Monday, March 14, 2011

Birding Yuma County

March 10, 2011

Richard Stevens:

Roger Danka and I headed south to Yuma County several hours before sunrise. I knew of three Greater Prairie-Chicken leks (past) that were close together. At the first two leks (south of Yuma), we found displaying Greater Prairie-Chickens. The third was empty; however, there was no way to know if this was because of our late arrival, or no visiting birds.

Afterwards, we continued to Bonny Reservoir and Hale Ponds (Yuma). Red-bellied Woodpeckers were found along the road that runs parallel to the southern shore of Bonny Reservoir. This road in now walk in only. Wild Turkey tracks alerted us to their presence before 3 walked out of the windbreak along the road.

Bonny Reservoir is in bad shape. Talk is that it will soon be re-designated a Wildlife Area instead of a State Park. This perhaps is not bad news for birds and birders.

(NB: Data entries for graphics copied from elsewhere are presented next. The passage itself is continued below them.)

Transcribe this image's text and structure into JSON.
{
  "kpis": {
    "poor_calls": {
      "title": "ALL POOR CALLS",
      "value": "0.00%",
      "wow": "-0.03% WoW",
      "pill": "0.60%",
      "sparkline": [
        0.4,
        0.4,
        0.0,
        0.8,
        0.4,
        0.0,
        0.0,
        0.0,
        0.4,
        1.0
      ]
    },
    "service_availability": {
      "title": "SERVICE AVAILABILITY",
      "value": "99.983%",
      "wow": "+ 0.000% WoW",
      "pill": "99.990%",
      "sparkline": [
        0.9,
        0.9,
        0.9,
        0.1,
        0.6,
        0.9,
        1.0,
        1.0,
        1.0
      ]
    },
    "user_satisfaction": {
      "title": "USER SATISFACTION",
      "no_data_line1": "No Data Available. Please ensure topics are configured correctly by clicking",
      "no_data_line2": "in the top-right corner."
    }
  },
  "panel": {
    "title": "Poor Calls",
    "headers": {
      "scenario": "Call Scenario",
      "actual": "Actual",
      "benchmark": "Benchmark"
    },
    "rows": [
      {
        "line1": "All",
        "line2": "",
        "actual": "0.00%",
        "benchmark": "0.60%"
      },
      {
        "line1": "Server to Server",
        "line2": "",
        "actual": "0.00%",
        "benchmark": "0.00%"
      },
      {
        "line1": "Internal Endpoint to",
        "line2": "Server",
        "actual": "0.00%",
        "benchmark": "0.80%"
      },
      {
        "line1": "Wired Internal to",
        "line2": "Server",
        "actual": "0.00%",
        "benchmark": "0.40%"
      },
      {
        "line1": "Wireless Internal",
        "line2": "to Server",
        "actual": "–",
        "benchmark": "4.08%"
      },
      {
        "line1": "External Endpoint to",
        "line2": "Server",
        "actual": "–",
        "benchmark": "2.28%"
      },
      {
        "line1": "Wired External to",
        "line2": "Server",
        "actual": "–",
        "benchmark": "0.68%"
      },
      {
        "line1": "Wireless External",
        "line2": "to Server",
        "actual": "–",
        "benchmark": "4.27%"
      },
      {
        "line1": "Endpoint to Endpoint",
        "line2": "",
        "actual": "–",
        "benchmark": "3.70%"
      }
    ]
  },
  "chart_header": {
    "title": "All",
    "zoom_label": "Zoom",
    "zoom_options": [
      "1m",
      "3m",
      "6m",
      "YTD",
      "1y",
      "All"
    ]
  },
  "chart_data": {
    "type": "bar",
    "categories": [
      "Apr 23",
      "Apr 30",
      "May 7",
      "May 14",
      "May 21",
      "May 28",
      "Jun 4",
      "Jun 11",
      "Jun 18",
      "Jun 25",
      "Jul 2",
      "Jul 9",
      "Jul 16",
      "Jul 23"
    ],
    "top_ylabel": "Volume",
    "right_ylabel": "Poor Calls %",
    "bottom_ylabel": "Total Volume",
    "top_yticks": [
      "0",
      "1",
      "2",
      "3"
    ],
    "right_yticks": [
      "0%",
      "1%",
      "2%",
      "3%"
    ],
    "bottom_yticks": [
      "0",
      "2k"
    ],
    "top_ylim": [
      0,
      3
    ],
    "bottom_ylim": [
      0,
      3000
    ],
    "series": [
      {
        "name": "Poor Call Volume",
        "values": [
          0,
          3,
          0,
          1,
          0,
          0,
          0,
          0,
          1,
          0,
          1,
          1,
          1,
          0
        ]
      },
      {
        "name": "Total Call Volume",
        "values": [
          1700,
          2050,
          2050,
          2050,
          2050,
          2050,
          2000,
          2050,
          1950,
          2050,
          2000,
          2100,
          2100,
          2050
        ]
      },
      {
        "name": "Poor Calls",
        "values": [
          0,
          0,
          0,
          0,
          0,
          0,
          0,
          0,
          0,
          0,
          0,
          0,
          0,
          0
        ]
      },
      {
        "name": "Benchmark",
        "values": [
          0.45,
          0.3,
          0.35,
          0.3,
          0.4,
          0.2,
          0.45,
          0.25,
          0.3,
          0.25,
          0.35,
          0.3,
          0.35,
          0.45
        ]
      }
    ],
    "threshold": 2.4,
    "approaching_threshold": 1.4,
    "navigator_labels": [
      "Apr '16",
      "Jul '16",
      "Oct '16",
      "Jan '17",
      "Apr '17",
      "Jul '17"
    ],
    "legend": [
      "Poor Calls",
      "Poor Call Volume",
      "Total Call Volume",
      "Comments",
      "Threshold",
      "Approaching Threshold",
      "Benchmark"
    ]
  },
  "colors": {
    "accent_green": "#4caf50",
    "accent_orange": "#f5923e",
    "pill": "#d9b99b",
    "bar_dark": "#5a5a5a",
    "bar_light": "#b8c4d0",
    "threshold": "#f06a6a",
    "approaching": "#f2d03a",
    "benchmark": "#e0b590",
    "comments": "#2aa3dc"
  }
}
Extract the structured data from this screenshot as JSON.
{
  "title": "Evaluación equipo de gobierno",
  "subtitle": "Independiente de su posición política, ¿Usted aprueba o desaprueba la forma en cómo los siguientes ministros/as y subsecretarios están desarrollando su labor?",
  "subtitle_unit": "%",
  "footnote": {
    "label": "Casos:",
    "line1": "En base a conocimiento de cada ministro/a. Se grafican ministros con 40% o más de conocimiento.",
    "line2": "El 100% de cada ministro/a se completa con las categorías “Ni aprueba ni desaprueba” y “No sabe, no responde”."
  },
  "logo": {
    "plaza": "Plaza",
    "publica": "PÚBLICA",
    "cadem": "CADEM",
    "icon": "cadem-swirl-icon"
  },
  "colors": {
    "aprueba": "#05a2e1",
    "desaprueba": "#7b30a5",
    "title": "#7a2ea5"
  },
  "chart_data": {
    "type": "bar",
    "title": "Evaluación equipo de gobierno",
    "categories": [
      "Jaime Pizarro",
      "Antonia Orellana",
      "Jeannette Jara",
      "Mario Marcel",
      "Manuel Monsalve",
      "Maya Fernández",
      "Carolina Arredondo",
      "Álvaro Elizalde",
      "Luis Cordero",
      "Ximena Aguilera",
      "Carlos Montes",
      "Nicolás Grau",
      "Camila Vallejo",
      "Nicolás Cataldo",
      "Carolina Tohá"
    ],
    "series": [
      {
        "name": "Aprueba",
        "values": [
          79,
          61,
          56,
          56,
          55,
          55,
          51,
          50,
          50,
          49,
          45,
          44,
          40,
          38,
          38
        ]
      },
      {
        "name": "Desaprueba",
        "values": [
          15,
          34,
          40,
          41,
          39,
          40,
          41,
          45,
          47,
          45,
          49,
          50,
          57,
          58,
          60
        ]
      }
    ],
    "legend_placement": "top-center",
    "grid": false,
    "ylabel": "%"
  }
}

Fewer visitors (used to modern facilities) will result in fewer disturbances of habitat and animal populations.

Another pair of Red-bellied Woodpeckers and five Eastern Bluebirds were found at the east end of Hale Ponds. The Hale windbreak where Long-eared Owls have wintered in the past has taken quite a hit from winds and drought.

We visited an old friend in nearby Kansas and then swung around a little north back into Colorado. Two ranchers were found that do have Greater Prairie-Chicken leks on their properties! It was not necessary for us to visit the sites; we just wanted them marked for history.

At dusk, we sat near another lek that had birds in 2008 & 2009. None came by this evening. We returned to Julesburg, but first drove south back through Hale Ponds Wildlife Area and Bonny Reservoir.

It was too early for Common Poorwill or Common Nighthawks, however we looked anyway; without success. Both the Eastern Screech-Owls at Hale Ponds and the western end of Bonny Reservoir responded to our recordings!